I've lately also found that writing tests - especially super small unit tests - and checking out test coverage, are reeeeally helpful ways to get to know things better. Robin Andeer's three part series --

  1. How I test my code: motivation and strategy (part 1)
  2. How I test my code: pytest and fixtures (part 2)
  3. How I test my code: coverage and automation (part 3)

-- was really eye-opening.

The last step 4: Jupyter notebooks

And finally, Jupyter notebooks! This has also been a helpful way to get to know code. By this point, I should have an overall sense of what the codebase is supposed to be doing. I might want to dig into an important or main function. A good way to do that is, after creating a virtual environment and pip installing the project's dependencies, creating a (.gitignored!) folder called notebooks/ and starting to explore the tests, the code, everything. One thing I might do is pull in a function and break it down into each of its parts - that way, I can see what goes where, and what needs what.

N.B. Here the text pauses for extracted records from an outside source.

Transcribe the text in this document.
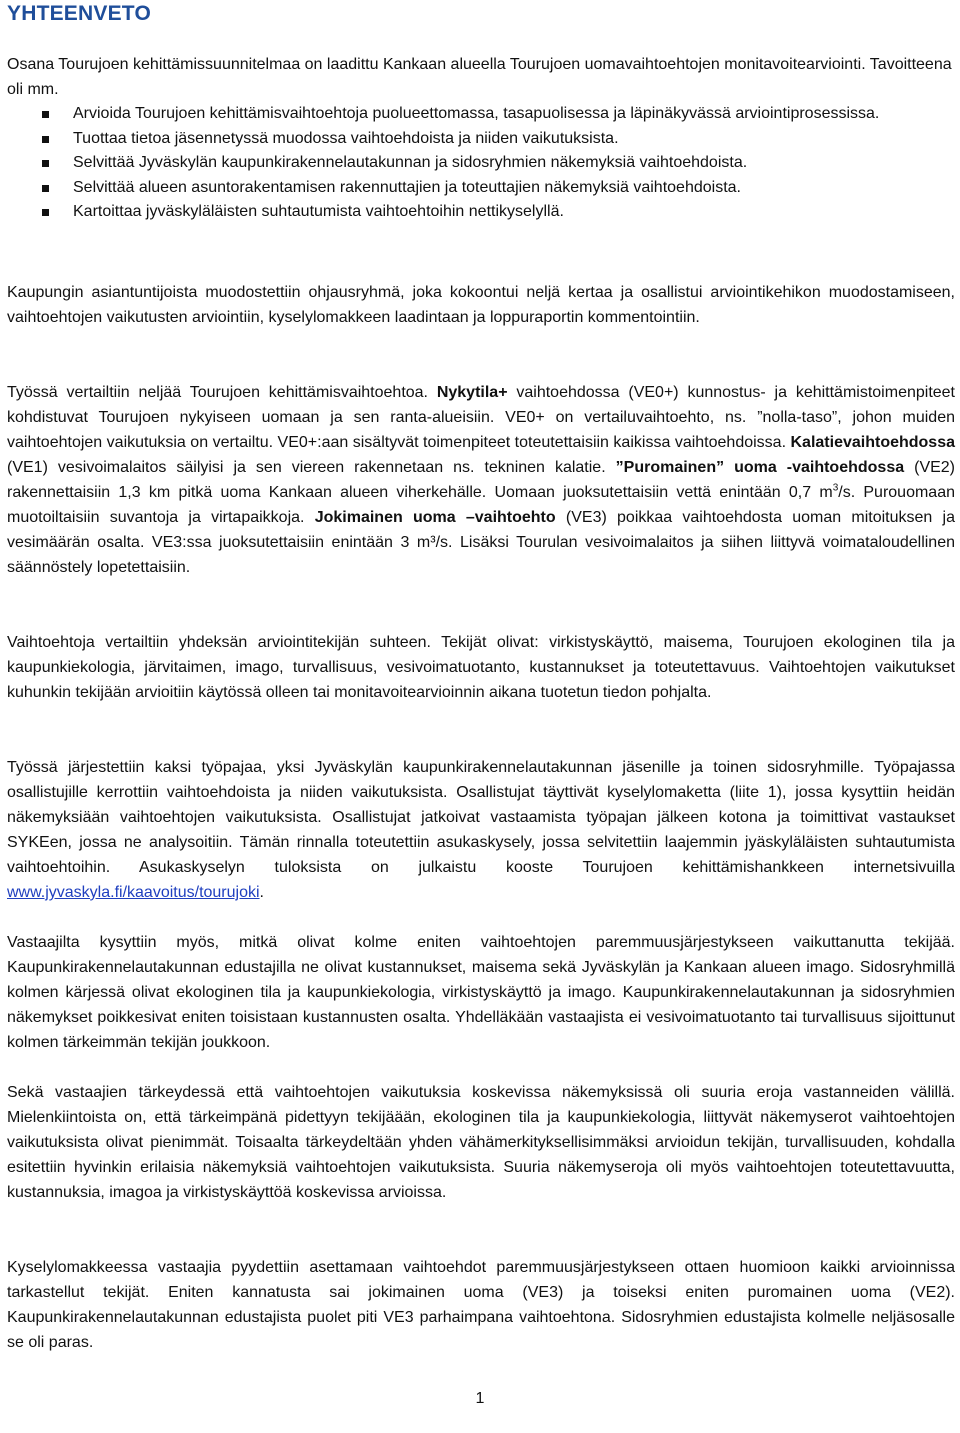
YHTEENVETO
Osana Tourujoen kehittämissuunnitelmaa on laadittu Kankaan alueella Tourujoen uomavaihtoehtojen monitavoitearviointi. Tavoitteena oli mm.
Arvioida Tourujoen kehittämisvaihtoehtoja puolueettomassa, tasapuolisessa ja läpinäkyvässä arviointiprosessissa.
Tuottaa tietoa jäsennetyssä muodossa vaihtoehdoista ja niiden vaikutuksista.
Selvittää Jyväskylän kaupunkirakennelautakunnan ja sidosryhmien näkemyksiä vaihtoehdoista.
Selvittää alueen asuntorakentamisen rakennuttajien ja toteuttajien näkemyksiä vaihtoehdoista.
Kartoittaa jyväskyläläisten suhtautumista vaihtoehtoihin nettikyselyllä.

Kaupungin asiantuntijoista muodostettiin ohjausryhmä, joka kokoontui neljä kertaa ja osallistui arviointikehikon muodostamiseen, vaihtoehtojen vaikutusten arviointiin, kyselylomakkeen laadintaan ja loppuraportin kommentointiin.

Työssä vertailtiin neljää Tourujoen kehittämisvaihtoehtoa. Nykytila+ vaihtoehdossa (VE0+) kunnostus- ja kehittämistoimenpiteet kohdistuvat Tourujoen nykyiseen uomaan ja sen ranta-alueisiin. VE0+ on vertailuvaihtoehto, ns. ”nolla-taso”, johon muiden vaihtoehtojen vaikutuksia on vertailtu. VE0+:aan sisältyvät toimenpiteet toteutettaisiin kaikissa vaihtoehdoissa. Kalatievaihtoehdossa (VE1) vesivoimalaitos säilyisi ja sen viereen rakennetaan ns. tekninen kalatie. ”Puromainen” uoma -vaihtoehdossa (VE2) rakennettaisiin 1,3 km pitkä uoma Kankaan alueen viherkehälle. Uomaan juoksutettaisiin vettä enintään 0,7 $m^3/s$. Purouomaan muotoiltaisiin suvantoja ja virtapaikkoja. Jokimainen uoma –vaihtoehto (VE3) poikkaa vaihtoehdosta uoman mitoituksen ja vesimäärän osalta. VE3:ssa juoksutettaisiin enintään 3 m³/s. Lisäksi Tourulan vesivoimalaitos ja siihen liittyvä voimataloudellinen säännöstely lopetettaisiin.

Vaihtoehtoja vertailtiin yhdeksän arviointitekijän suhteen. Tekijät olivat: virkistyskäyttö, maisema, Tourujoen ekologinen tila ja kaupunkiekologia, järvitaimen, imago, turvallisuus, vesivoimatuotanto, kustannukset ja toteutettavuus. Vaihtoehtojen vaikutukset kuhunkin tekijään arvioitiin käytössä olleen tai monitavoitearvioinnin aikana tuotetun tiedon pohjalta.

Työssä järjestettiin kaksi työpajaa, yksi Jyväskylän kaupunkirakennelautakunnan jäsenille ja toinen sidosryhmille. Työpajassa osallistujille kerrottiin vaihtoehdoista ja niiden vaikutuksista. Osallistujat täyttivät kyselylomaketta (liite 1), jossa kysyttiin heidän näkemyksiään vaihtoehtojen vaikutuksista. Osallistujat jatkoivat vastaamista työpajan jälkeen kotona ja toimittivat vastaukset SYKEen, jossa ne analysoitiin. Tämän rinnalla toteutettiin asukaskysely, jossa selvitettiin laajemmin jyäskyläläisten suhtautumista vaihtoehtoihin. Asukaskyselyn tuloksista on julkaistu kooste Tourujoen kehittämishankkeen internetsivuilla www.jyvaskyla.fi/kaavoitus/tourujoki.

Vastaajilta kysyttiin myös, mitkä olivat kolme eniten vaihtoehtojen paremmuusjärjestykseen vaikuttanutta tekijää. Kaupunkirakennelautakunnan edustajilla ne olivat kustannukset, maisema sekä Jyväskylän ja Kankaan alueen imago. Sidosryhmillä kolmen kärjessä olivat ekologinen tila ja kaupunkiekologia, virkistyskäyttö ja imago. Kaupunkirakennelautakunnan ja sidosryhmien näkemykset poikkesivat eniten toisistaan kustannusten osalta. Yhdelläkään vastaajista ei vesivoimatuotanto tai turvallisuus sijoittunut kolmen tärkeimmän tekijän joukkoon.

Sekä vastaajien tärkeydessä että vaihtoehtojen vaikutuksia koskevissa näkemyksissä oli suuria eroja vastanneiden välillä. Mielenkiintoista on, että tärkeimpänä pidettyyn tekijäään, ekologinen tila ja kaupunkiekologia, liittyvät näkemyserot vaihtoehtojen vaikutuksista olivat pienimmät. Toisaalta tärkeydeltään yhden vähämerkityksellisimmäksi arvioidun tekijän, turvallisuuden, kohdalla esitettiin hyvinkin erilaisia näkemyksiä vaihtoehtojen vaikutuksista. Suuria näkemyseroja oli myös vaihtoehtojen toteutettavuutta, kustannuksia, imagoa ja virkistyskäyttöä koskevissa arvioissa.

Kyselylomakkeessa vastaajia pyydettiin asettamaan vaihtoehdot paremmuusjärjestykseen ottaen huomioon kaikki arvioinnissa tarkastellut tekijät. Eniten kannatusta sai jokimainen uoma (VE3) ja toiseksi eniten puromainen uoma (VE2). Kaupunkirakennelautakunnan edustajista puolet piti VE3 parhaimpana vaihtoehtona. Sidosryhmien edustajista kolmelle neljäsosalle se oli paras.

1
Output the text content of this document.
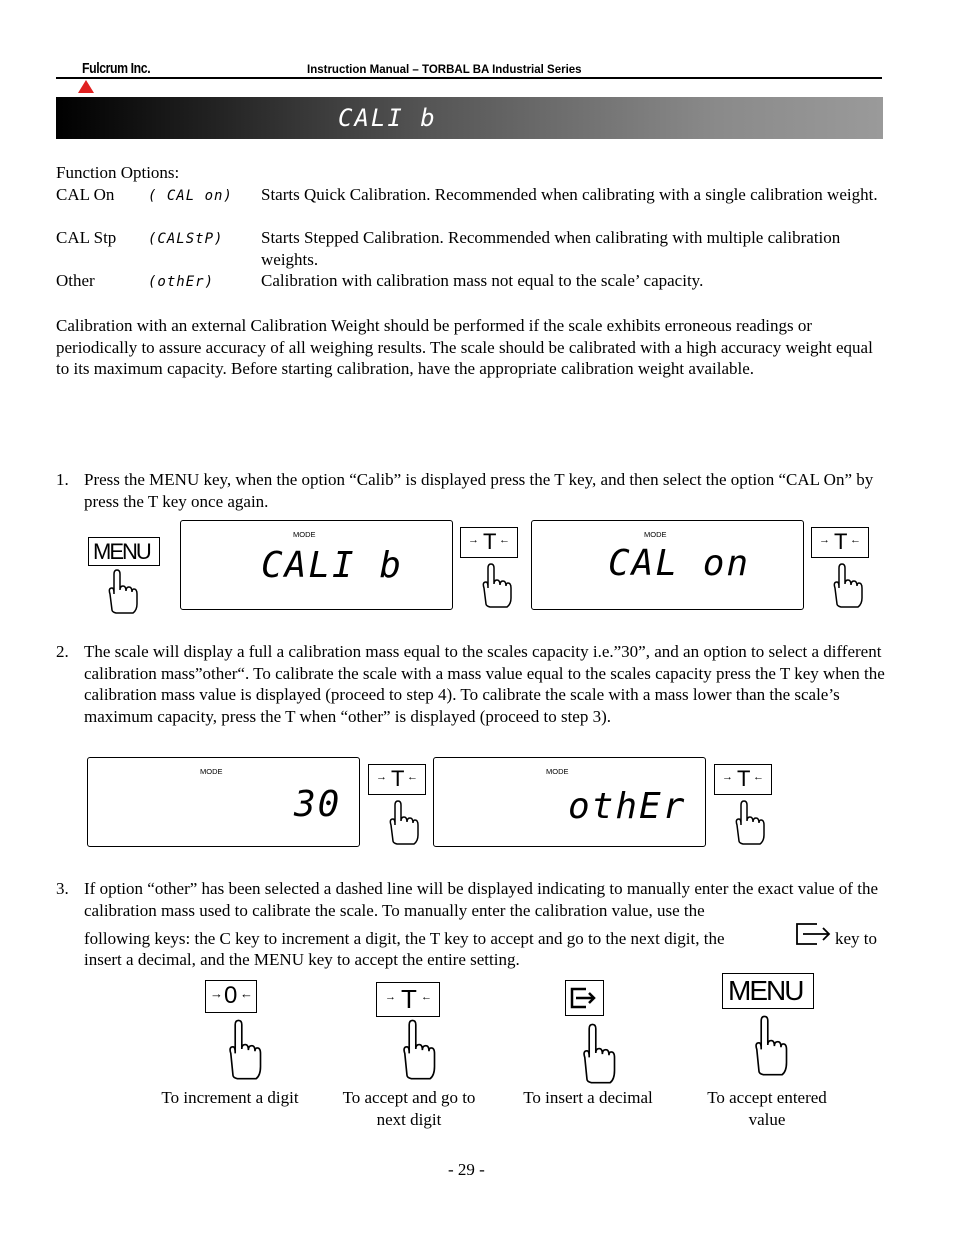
Fulcrum Inc.	Instruction Manual – TORBAL BA Industrial Series
CALI b
Function Options:
CAL On ( CAL on) Starts Quick Calibration. Recommended when calibrating with a single calibration weight.
CAL Stp (CALStP) Starts Stepped Calibration. Recommended when calibrating with multiple calibration weights.
Other	(othEr)	Calibration with calibration mass not equal to the scale’ capacity.
Calibration with an external Calibration Weight should be performed if the scale exhibits erroneous readings or periodically to assure accuracy of all weighing results. The scale should be calibrated with a high accuracy weight equal to its maximum capacity. Before starting calibration, have the appropriate calibration weight available.
1. Press the MENU key, when the option “Calib” is displayed press the T key, and then select the option “CAL On” by press the T key once again.
MENU
MODE
CALI b
→ T ←	MODE
CAL on
→ T ←
2. The scale will display a full a calibration mass equal to the scales capacity i.e.”30”, and an option to select a different calibration mass”other“. To calibrate the scale with a mass value equal to the scales capacity press the T key when the calibration mass value is displayed (proceed to step 4). To calibrate the scale with a mass lower than the scale’s maximum capacity, press the T when “other” is displayed (proceed to step 3).
MODE
30
→ T ←	MODE
othEr
→ T ←
3. If option “other” has been selected a dashed line will be displayed indicating to manually enter the exact value of the calibration mass used to calibrate the scale. To manually enter the calibration value, use the
following keys: the C key to increment a digit, the T key to accept and go to the next digit, the	key to
insert a decimal, and the MENU key to accept the entire setting.
→ 0 ←	→ T ←	MENU
To increment a digit	To accept and go to next digit
To insert a decimal	To accept entered value
- 29 -
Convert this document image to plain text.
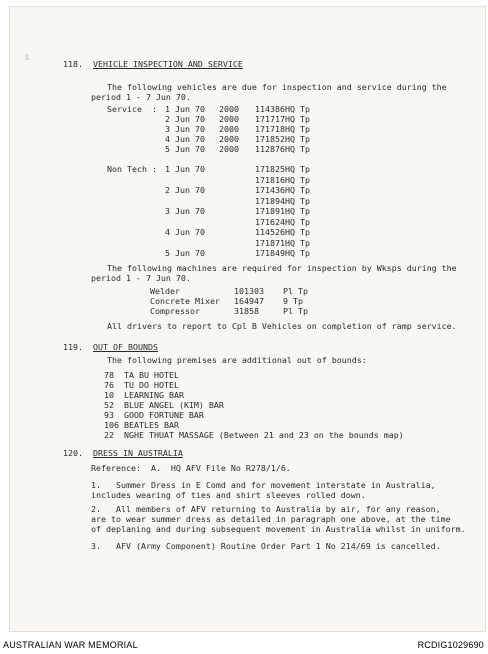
ß
118. VEHICLE INSPECTION AND SERVICE
The following vehicles are due for inspection and service during the
period 1 - 7 Jun 70.
Service  : 1 Jun 70 2000 114386 HQ Tp
2 Jun 70 2000 171717 HQ Tp
3 Jun 70 2000 171718 HQ Tp
4 Jun 70 2000 171852 HQ Tp
5 Jun 70 2000 112876 HQ Tp
Non Tech : 1 Jun 70	171825 HQ Tp
171816 HQ Tp
2 Jun 70	171436 HQ Tp
171894 HQ Tp
3 Jun 70	171891 HQ Tp
171624 HQ Tp
4 Jun 70	114526 HQ Tp
171871 HQ Tp
5 Jun 70	171849 HQ Tp
The following machines are required for inspection by Wksps during the
period 1 - 7 Jun 70.
Welder	101303 Pl Tp
Concrete Mixer 164947 9 Tp
Compressor	31858	Pl Tp
All drivers to report to Cpl B Vehicles on completion of ramp service.
119. OUT OF BOUNDS
The following premises are additional out of bounds:
78 TA BU HOTEL
76 TU DO HOTEL
10 LEARNING BAR
52 BLUE ANGEL (KIM) BAR
93 GOOD FORTUNE BAR
106 BEATLES BAR
22 NGHE THUAT MASSAGE (Between 21 and 23 on the bounds map)
120. DRESS IN AUSTRALIA
Reference:  A.  HQ AFV File No R278/1/6.
1.   Summer Dress in E Comd and for movement interstate in Australia,
includes wearing of ties and shirt sleeves rolled down.
2.   All members of AFV returning to Australia by air, for any reason,
are to wear summer dress as detailed in paragraph one above, at the time
of deplaning and during subsequent movement in Australia whilst in uniform.
3.   AFV (Army Component) Routine Order Part 1 No 214/69 is cancelled.
AUSTRALIAN WAR MEMORIAL	RCDIG1029690
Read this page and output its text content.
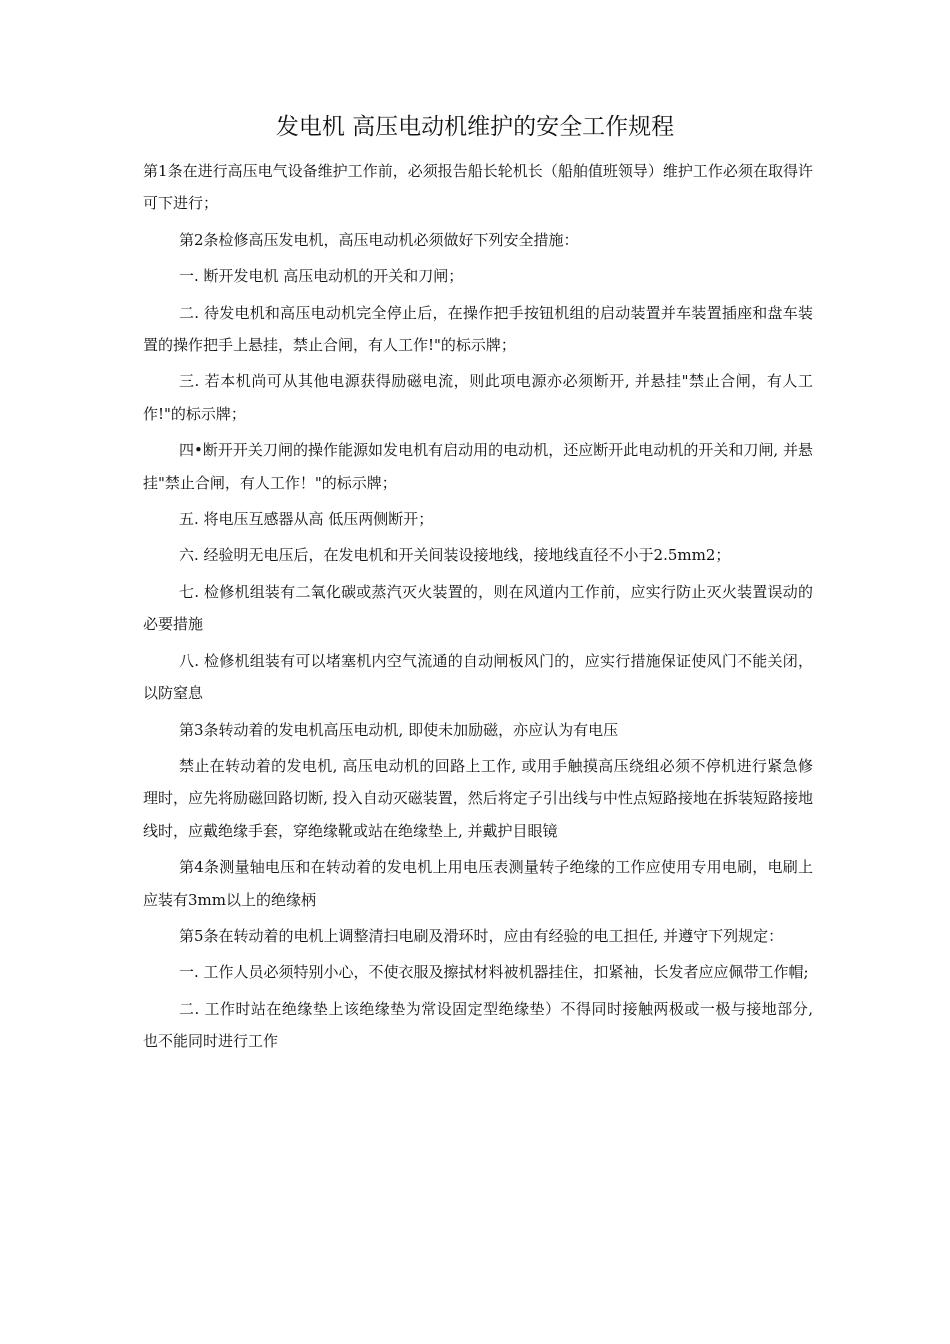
发电机 高压电动机维护的安全工作规程

第1条在进行高压电气设备维护工作前，必须报告船长轮机长（船舶值班领导）维护工作必须在取得许可下进行；

第2条检修高压发电机，高压电动机必须做好下列安全措施：

一. 断开发电机 高压电动机的开关和刀闸；

二. 待发电机和高压电动机完全停止后，在操作把手按钮机组的启动装置并车装置插座和盘车装置的操作把手上悬挂，禁止合闸，有人工作!"的标示牌；

三. 若本机尚可从其他电源获得励磁电流，则此项电源亦必须断开, 并悬挂"禁止合闸，有人工作!"的标示牌；

四•断开开关刀闸的操作能源如发电机有启动用的电动机，还应断开此电动机的开关和刀闸, 并悬挂"禁止合闸，有人工作！"的标示牌；

五. 将电压互感器从高 低压两侧断开；

六. 经验明无电压后，在发电机和开关间装设接地线，接地线直径不小于2.5mm2；

七. 检修机组装有二氧化碳或蒸汽灭火装置的，则在风道内工作前，应实行防止灭火装置误动的必要措施

八. 检修机组装有可以堵塞机内空气流通的自动闸板风门的，应实行措施保证使风门不能关闭，以防窒息

第3条转动着的发电机高压电动机, 即使未加励磁，亦应认为有电压

禁止在转动着的发电机, 高压电动机的回路上工作, 或用手触摸高压绕组必须不停机进行紧急修理时，应先将励磁回路切断, 投入自动灭磁装置，然后将定子引出线与中性点短路接地在拆装短路接地线时，应戴绝缘手套，穿绝缘靴或站在绝缘垫上, 并戴护目眼镜

第4条测量轴电压和在转动着的发电机上用电压表测量转子绝缘的工作应使用专用电刷，电刷上应装有3mm以上的绝缘柄

第5条在转动着的电机上调整清扫电刷及滑环时，应由有经验的电工担任, 并遵守下列规定：

一. 工作人员必须特别小心，不使衣服及擦拭材料被机器挂住，扣紧袖，长发者应应佩带工作帽;

二. 工作时站在绝缘垫上该绝缘垫为常设固定型绝缘垫）不得同时接触两极或一极与接地部分, 也不能同时进行工作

A slightly more onerous way, and something I sometimes do with testing as well, is just splattering print() statements everywhere, especially of parameters and returned values. This helps me understand the state of things at each point in the code.

I'm still not great at this

That's been the journey so far. And that's my current best method. If I were to boil it down, it would be: (1) top-down first, (2) draw, (3) test (safely).